Tuesday, January 10, 2006

Senate Primary is a directional divide.

As I mentioned before, the Senate Primary is a directional divide for the Green Party of California. When announced candidate Todd Chretien posted this invitation to the Green Party Cal-Forum list, he invited everyone to his campaign and to his WWW site:

As most of you have probably heard, I am running for the Green
Party nomination for U.S. Senate so that I can challenge Dianne Feinstein in November. This will be a contested primary, which is, in my opinion, a very good thing. Tian Harter and Ken Mesplay are also running and I congratulate them on their decision to do so. I welcome a free exchange of ideas between the primary candidates and I am willing to accept any invitation by any Green Party entity to appear with one or both of Tian and Ken.

You can check out my website at www.Todd4Senate.org to get an idea of my bio and my past political work, my campaign ideas or (here's the plug) to make a donation or volunteer. I feel that my experience as an ISO organizer and a Green Party campaign worker, as well as my deep involvement with the anti-war and anti-death penalty movement, have prepared me to be a strong candidate in November and so I hope you will consider joining my campaign.

Very shortly I will be announcing a schedule for a statewide speaking tour in February that will include campus appearances, house parties, and public meetings. If you would like to invite me to come to your area on a certain date, or have an event in mind that I should attend, please call or email me.

And, please feel free to contact me personally with any questions, concerns or ideas.


Well, one San Francisco Green, Marc Salomon, took him up on it and went right to the heart of this debate.
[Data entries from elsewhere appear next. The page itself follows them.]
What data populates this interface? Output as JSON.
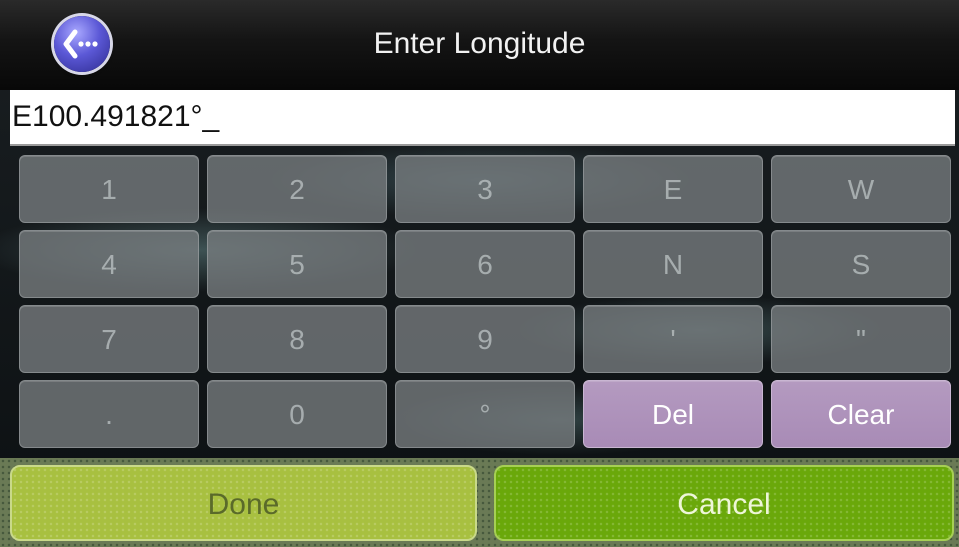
{
  "header": {
    "title": "Enter Longitude",
    "back_icon": "back-arrow-icon"
  },
  "entry": {
    "value": "E100.491821°_"
  },
  "keypad": {
    "rows": [
      [
        "1",
        "2",
        "3",
        "E",
        "W"
      ],
      [
        "4",
        "5",
        "6",
        "N",
        "S"
      ],
      [
        "7",
        "8",
        "9",
        "'",
        "\""
      ],
      [
        ".",
        "0",
        "°",
        "Del",
        "Clear"
      ]
    ]
  },
  "footer": {
    "done_label": "Done",
    "cancel_label": "Cancel"
  },
  "colors": {
    "key_disabled": "#7e8486",
    "key_action": "#ac91b9",
    "done": "#a8c040",
    "cancel": "#6aa80a",
    "back_button": "#5b58d6"
  }
}
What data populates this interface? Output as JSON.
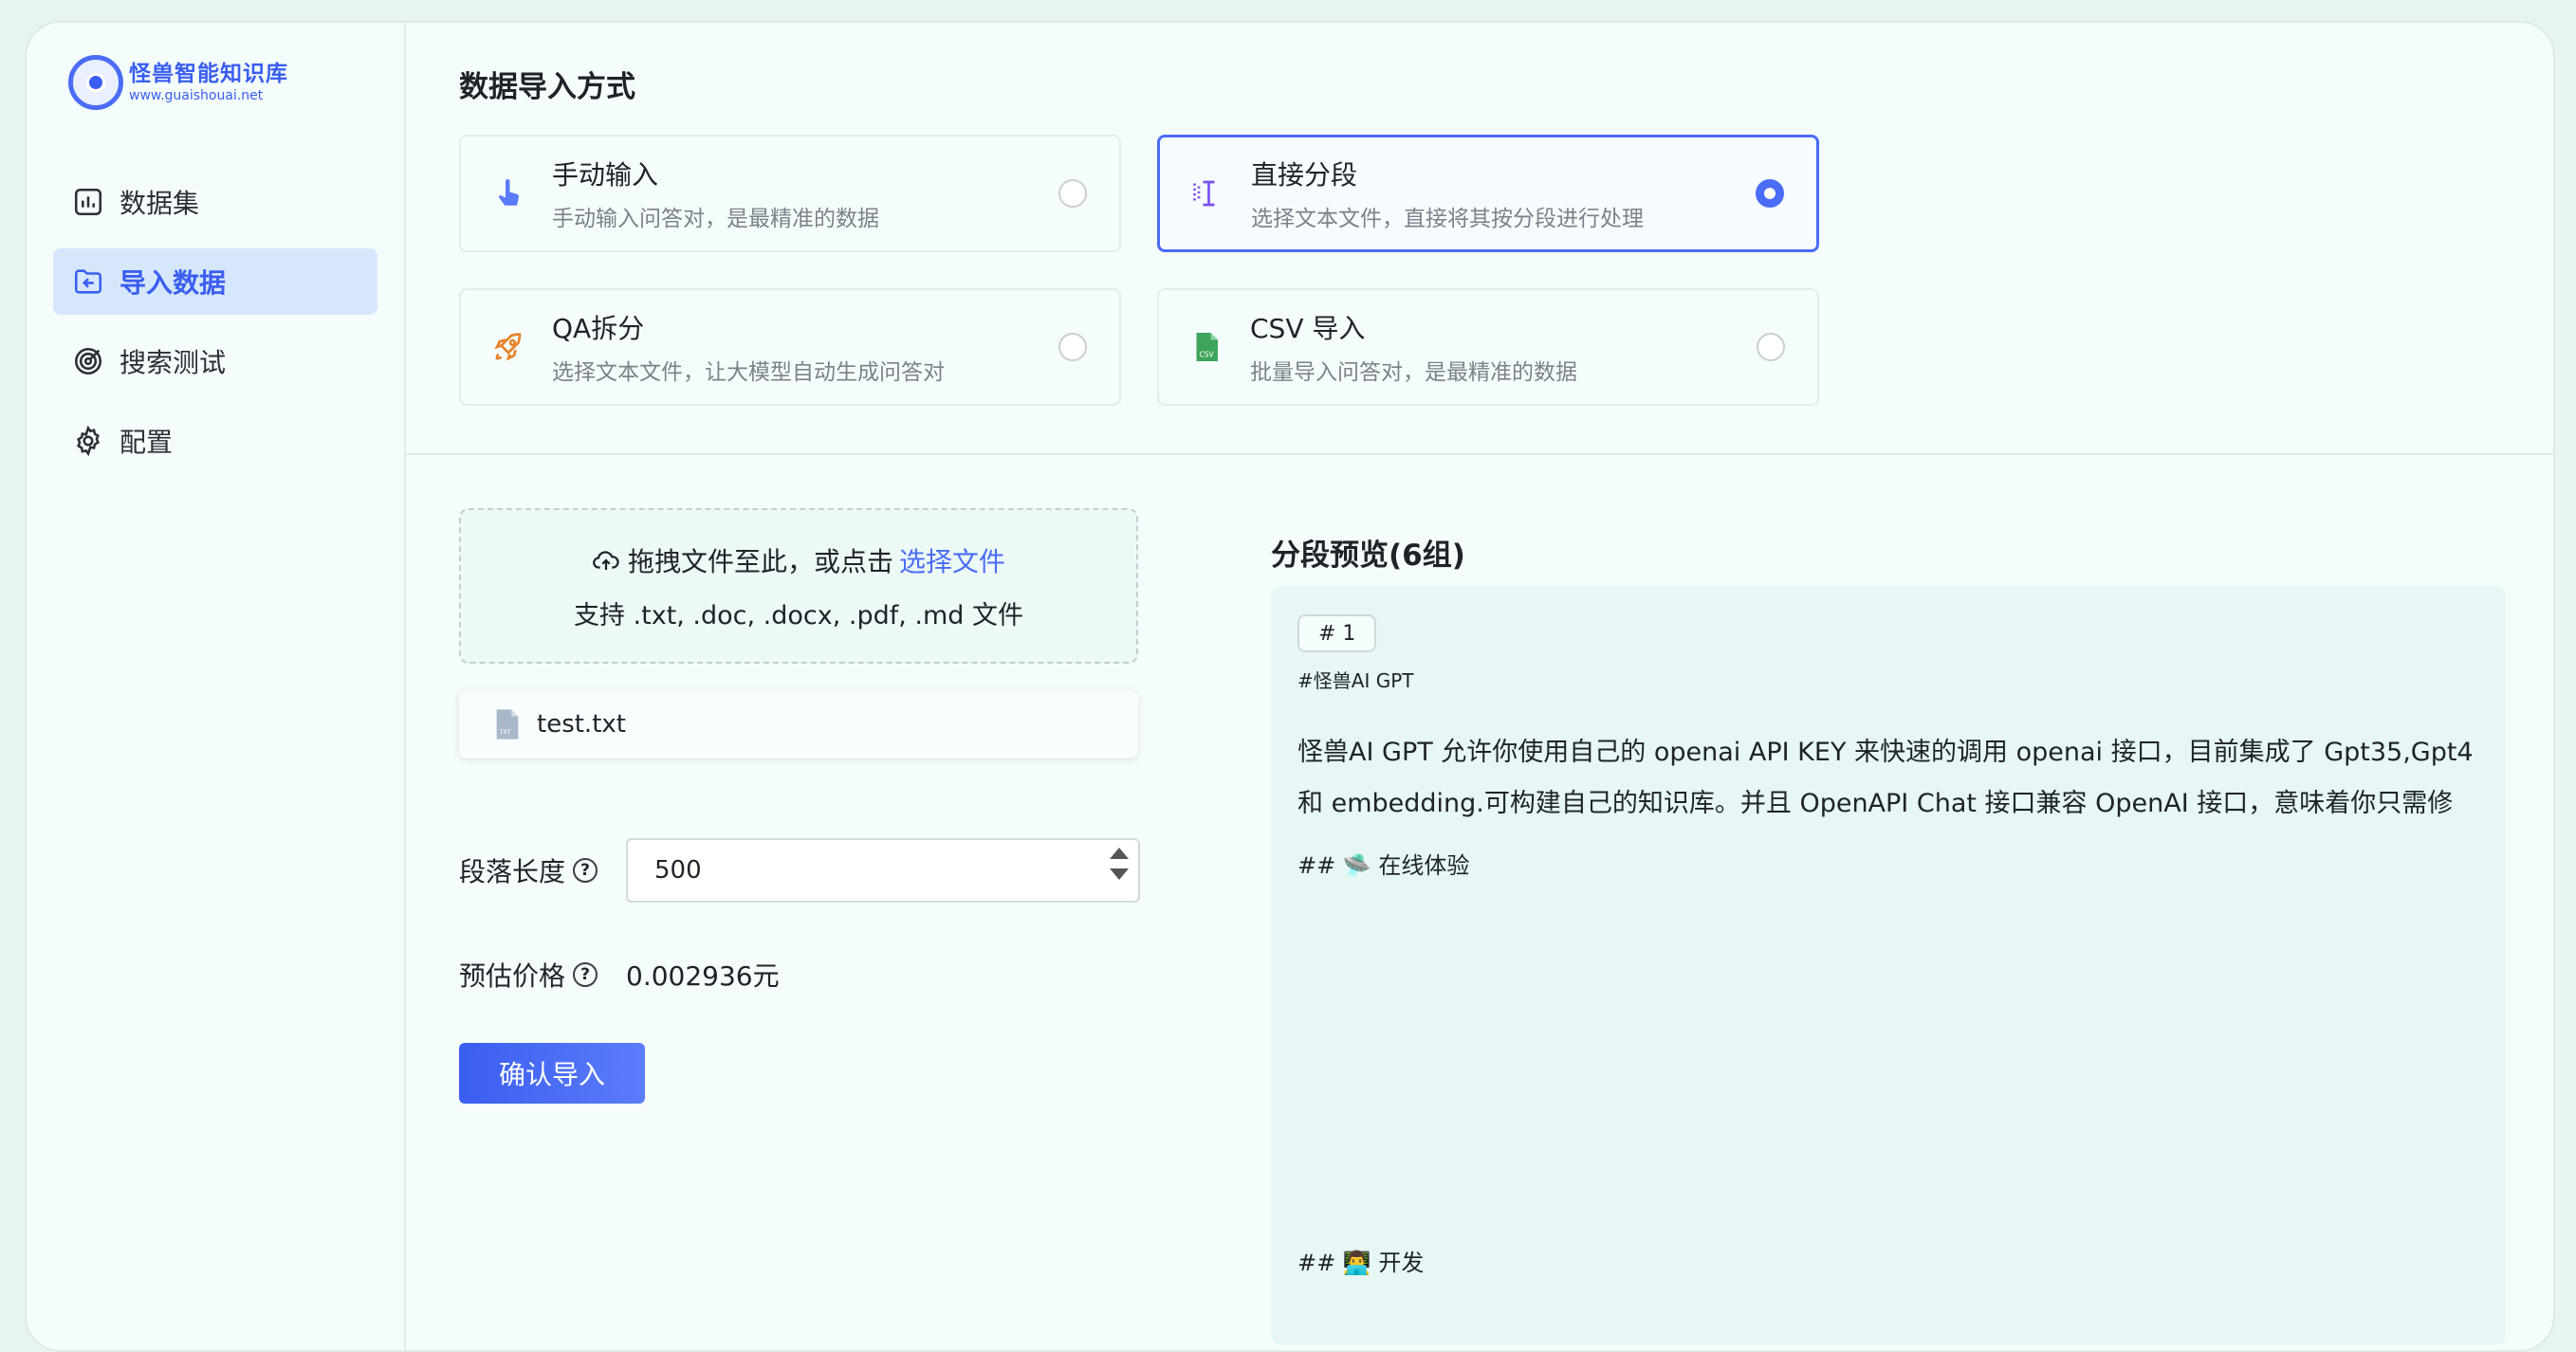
{
  "sidebar": {
    "logo": {
      "title": "怪兽智能知识库",
      "url": "www.guaishouai.net"
    },
    "items": [
      {
        "label": "数据集",
        "icon": "bar-chart-icon",
        "active": false
      },
      {
        "label": "导入数据",
        "icon": "folder-import-icon",
        "active": true
      },
      {
        "label": "搜索测试",
        "icon": "target-icon",
        "active": false
      },
      {
        "label": "配置",
        "icon": "gear-icon",
        "active": false
      }
    ]
  },
  "import": {
    "section_title": "数据导入方式",
    "methods": [
      {
        "title": "手动输入",
        "desc": "手动输入问答对，是最精准的数据",
        "icon": "hand-pointer-icon",
        "selected": false
      },
      {
        "title": "直接分段",
        "desc": "选择文本文件，直接将其按分段进行处理",
        "icon": "text-cursor-icon",
        "selected": true
      },
      {
        "title": "QA拆分",
        "desc": "选择文本文件，让大模型自动生成问答对",
        "icon": "rocket-icon",
        "selected": false
      },
      {
        "title": "CSV 导入",
        "desc": "批量导入问答对，是最精准的数据",
        "icon": "csv-file-icon",
        "selected": false
      }
    ]
  },
  "upload": {
    "prompt": "拖拽文件至此，或点击",
    "link": "选择文件",
    "support": "支持 .txt, .doc, .docx, .pdf, .md 文件",
    "file_name": "test.txt"
  },
  "settings": {
    "chunk_label": "段落长度",
    "chunk_value": "500",
    "price_label": "预估价格",
    "price_value": "0.002936元",
    "confirm_label": "确认导入"
  },
  "preview": {
    "title": "分段预览(6组)",
    "chunk_tag": "# 1",
    "heading": "#怪兽AI  GPT",
    "body_line1": "怪兽AI GPT 允许你使用自己的 openai API KEY 来快速的调用 openai 接口，目前集成了 Gpt35,Gpt4",
    "body_line2": "和 embedding.可构建自己的知识库。并且 OpenAPI Chat 接口兼容 OpenAI 接口，意味着你只需修",
    "sub1": "## 🛸 在线体验",
    "sub2": "## 👨‍💻 开发"
  },
  "colors": {
    "accent": "#4b6cf6",
    "background": "#f4fdfc"
  }
}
As I metioned in my previous post, one focus on this race is going to be Todd's ongoing membership in the International Socialist Organization (ISO). The question is being raised as to whether Todd is a Green who finds common cause with the ISO or, at his core, is a Socialist who is trying to make the Green Party into the electoral arm of ISO.

To illustrate that difference, Marc pulls material from the ISO definition of Where We Stand. He quote the entire page, but I will only quote the following call for a Revolutionary Party.

The Revolutionary Party

To achieve socialism, the most militant workers must be organized into a revolutionary socialist party to provide political leadership and organization. The activities of the ISO are directed at taking the initial steps to building such a party.


Marc, who has never backed off from a fight that he pursues with a single minded intensity. Cal-Forum will see a lot of emails from Marc before this is over.

From my own view, this is one of the two most important directional issues that the Green Party faces. The other involves the tension between our professed belief in developing concensus from grassroots inputs and our reliance on charismatic leadership. I will take on this issue later. As to the direction, I feel that it is essential that our party derive its authority to speak from the moral rightness of our 10 key values and not by trying to out-race the Democrats to the left. This latter will only further marginalize the party. We are not the electoral voice of the progressive movement. We are the public manifestation of Green Principles.

2 comments:

Anonymous said...

Thanks, Wes, for hosting this blog.

As far as the ISO goes, I'd wager that 1/2 of all Greens and of all Democrats agree with 1/2 of what the ISO says they are all about.

The crux of the issue here is that another distinct political entity, the ISO, has declared in effect a unilateral merger with the GPCA. And they have done so at the higher levels of the party, levels that are not "defended" because the party is not strong enough to operate there in any manner short of pro forma.

Now the Greens and ISO agree on social justice issues. But the ISO model of organizing is incompatible with that of the Green Party. The principles of the ISO are likewise incompatible with those of the Green Party.

Greens are neither left nor right. We are neither capitalist nor socialist. Greens operate as an electoral and activist collaborative where leaders empower everyday folks to take up their franchise in democracy to make the 10 Key Values real.

The ISO is a vanguard Leninist party. Greens are not a vanguard party.

The Greens were formed in Europe precisely because the model of sectarian leftism was failing so miserably. Here in the US, the mere presence of "Socialist Worker" wielding ISO cadre will alienate average Americans.

This is not the first time that this phenomenon has occurred. This is because the sectarian left gains no traction with Americans outside an occasional protest. In my 25 years of indy radical activism, almost every time indy radicals raise political energy and generate heat, the commies and socialists, like political reptiles, seek sanctuary on our hot rocks to our exclusion. For adherents to an ideology that has been an abject failure here for the past 80 years to set up shop within the Green Party should alarm all who seek to create a political space where independent radical politics can flourish in an opt-in environment.

Todd is not a bad person, but his inexplicable grafting of ISO Trotskyism onto Green values based politics is a political not personal act that portends negative consequences for the GPCA if past trends hold.

-marc
Marc Salomon
SF Green Party

Wes said...

I hope that the blog is useful. I will refain from a substantive comment until Todd replies.